Mike Ferrell as Jerry Robinson on the set of Gene Roddenberry’s “The Questor Tapes” (1974)

Admittedly, I’m just starting out, so I can’t say my analysis is at all comprehensive. That said, I am working on it.

I mentioned previously that I’ve been writing a high level outline of the TOC (Table of Contents) as well as chapter summaries. I’ve stopped that for a moment because I realize I have to drill down into the definition of my characters and my concepts. I’ll need all that before I can even re-write the currently existing material, let alone create new chapters.

Since I’m getting rid of anything “Asimovian” including “Three Laws” and “Positronics,” I need to do a lot of renaming. I have to invent names for the corporation creating these “intelligences,” the underlying science that allows AI entities to “come alive,” and what to call them.
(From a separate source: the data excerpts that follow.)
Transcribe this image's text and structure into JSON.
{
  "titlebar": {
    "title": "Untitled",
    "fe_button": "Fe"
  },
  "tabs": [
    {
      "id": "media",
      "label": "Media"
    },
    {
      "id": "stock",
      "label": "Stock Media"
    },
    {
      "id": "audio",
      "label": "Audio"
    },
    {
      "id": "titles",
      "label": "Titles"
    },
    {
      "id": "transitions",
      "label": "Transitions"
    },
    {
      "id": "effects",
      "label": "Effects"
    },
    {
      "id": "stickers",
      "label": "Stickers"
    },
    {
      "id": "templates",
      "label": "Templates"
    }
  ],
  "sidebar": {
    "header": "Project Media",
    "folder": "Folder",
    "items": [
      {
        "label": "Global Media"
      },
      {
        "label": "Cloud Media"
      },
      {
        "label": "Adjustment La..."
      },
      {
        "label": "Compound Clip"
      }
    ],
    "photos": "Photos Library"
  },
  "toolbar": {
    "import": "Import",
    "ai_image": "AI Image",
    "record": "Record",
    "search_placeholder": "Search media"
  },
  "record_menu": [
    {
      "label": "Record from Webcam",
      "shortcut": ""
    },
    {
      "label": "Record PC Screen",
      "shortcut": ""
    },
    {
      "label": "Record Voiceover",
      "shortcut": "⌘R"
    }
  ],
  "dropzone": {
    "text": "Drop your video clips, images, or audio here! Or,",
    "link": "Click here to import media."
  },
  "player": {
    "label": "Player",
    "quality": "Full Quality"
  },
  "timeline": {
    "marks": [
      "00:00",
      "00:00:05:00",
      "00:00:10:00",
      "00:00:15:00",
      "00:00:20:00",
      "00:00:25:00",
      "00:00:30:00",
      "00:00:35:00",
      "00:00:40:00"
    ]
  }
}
The word “robots” is totally inadequate and I only used it in my previous short stories as an homage to Asimov.

These entities are more closely related to Data from Star Trek: the Next Generation or his predecessor Questor. Even then, both of them are basically machines with hardware (wires, diodes, blinky lights) and programmable software (Questor was programmed via data tape uploads and Data says he was programmed and that his programming can even be changed, although he doesn’t say how). A true artificial life form has to be so much more.